Marketing helps people understand what a tool or technology is about. Make people aware of technologies and how they can use them.
Traditional thinking = marketing means "give me money in exchange for a product"
In open source it's about capturing attention and resources in a crowded environment
How to design code to welcome people in and get them interested in working on your project.
Marketing = word does not exist in other languages. Invented in the US in the 1950s. It's a verb - bringing your product to market.
Two sides:
Using an open source tool
Contributing to an open source tool
What problem is the tool solving?
How do you describe it in a way that the people A) using it and B) contributing to it, know what it does and care about it?
Have to be delicate in using personas - it really depends on the audience
Need to make sure that the product is consumer-driven
Conversations with actual customers are absolutely necessary
Technical papers, how tos, tutorials, videos, training, education
How do you onboard someone to be a contributing member of the project?

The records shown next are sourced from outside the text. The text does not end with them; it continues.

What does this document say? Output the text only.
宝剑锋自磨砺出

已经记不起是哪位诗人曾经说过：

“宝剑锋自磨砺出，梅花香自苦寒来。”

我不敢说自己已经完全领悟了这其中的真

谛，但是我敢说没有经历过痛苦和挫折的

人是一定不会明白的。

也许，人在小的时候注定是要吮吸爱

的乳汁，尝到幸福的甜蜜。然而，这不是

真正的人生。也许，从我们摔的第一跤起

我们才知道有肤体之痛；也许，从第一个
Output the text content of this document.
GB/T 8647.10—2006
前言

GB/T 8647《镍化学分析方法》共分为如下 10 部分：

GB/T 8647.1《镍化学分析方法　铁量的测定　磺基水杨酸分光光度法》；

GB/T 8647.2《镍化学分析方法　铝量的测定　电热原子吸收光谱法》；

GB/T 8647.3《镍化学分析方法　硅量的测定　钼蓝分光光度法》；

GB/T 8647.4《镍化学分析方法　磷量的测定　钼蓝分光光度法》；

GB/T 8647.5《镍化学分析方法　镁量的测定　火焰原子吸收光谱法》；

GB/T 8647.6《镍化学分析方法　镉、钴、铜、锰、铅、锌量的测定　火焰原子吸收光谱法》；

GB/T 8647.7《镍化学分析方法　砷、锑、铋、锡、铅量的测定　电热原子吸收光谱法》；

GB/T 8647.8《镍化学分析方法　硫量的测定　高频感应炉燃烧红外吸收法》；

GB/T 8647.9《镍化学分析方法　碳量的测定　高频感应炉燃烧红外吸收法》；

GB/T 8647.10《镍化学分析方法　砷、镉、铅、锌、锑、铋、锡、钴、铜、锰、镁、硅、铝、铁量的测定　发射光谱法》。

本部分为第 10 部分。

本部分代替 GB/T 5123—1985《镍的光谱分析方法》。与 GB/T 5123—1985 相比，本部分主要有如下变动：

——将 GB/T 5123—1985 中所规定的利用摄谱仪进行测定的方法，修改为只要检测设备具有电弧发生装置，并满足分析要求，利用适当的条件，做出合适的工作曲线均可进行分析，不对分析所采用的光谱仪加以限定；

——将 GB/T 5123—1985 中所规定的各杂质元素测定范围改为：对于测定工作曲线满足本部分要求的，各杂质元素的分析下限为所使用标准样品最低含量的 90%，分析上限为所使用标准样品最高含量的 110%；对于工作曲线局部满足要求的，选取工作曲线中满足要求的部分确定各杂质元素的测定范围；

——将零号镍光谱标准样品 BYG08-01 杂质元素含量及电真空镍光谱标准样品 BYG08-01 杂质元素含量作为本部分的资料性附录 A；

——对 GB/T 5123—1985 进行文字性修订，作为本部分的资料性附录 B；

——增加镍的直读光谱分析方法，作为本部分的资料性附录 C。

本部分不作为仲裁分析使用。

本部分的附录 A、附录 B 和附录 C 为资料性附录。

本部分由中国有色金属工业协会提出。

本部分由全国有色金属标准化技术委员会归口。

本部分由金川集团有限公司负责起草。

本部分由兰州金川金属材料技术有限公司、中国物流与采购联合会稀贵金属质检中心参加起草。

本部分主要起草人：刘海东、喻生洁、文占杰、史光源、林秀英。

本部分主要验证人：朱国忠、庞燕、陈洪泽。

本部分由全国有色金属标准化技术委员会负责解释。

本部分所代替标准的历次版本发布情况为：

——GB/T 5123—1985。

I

Encapsulating information in concise ways
If someone likes your product, how do you empower them to be able to explain that to others?
Minimize effort to describe
Challenges with Slack
No "searchable" directory of Slack projects
Slack doesn't make it easy for anyone to join the community/conversation
Comparison
Don't go it alone - strong marketing can sometimes depend on comparison
Open questions/challenges for OpenLMIS
Hearing the "customer" voice
Having that perspective actually folded into/used to define the product
How to describe features and a roadmap that constantly evolves
Our mission/vision is well-defined. IMO, we don't struggle with defining a mission that matters. What we struggle with is communicating our features in a compelling way to the people who matter (clients)
Suggestion → Rather than creating events (ie. OpenLMIS community meeting), look for Africa-based events to attend and set up side events.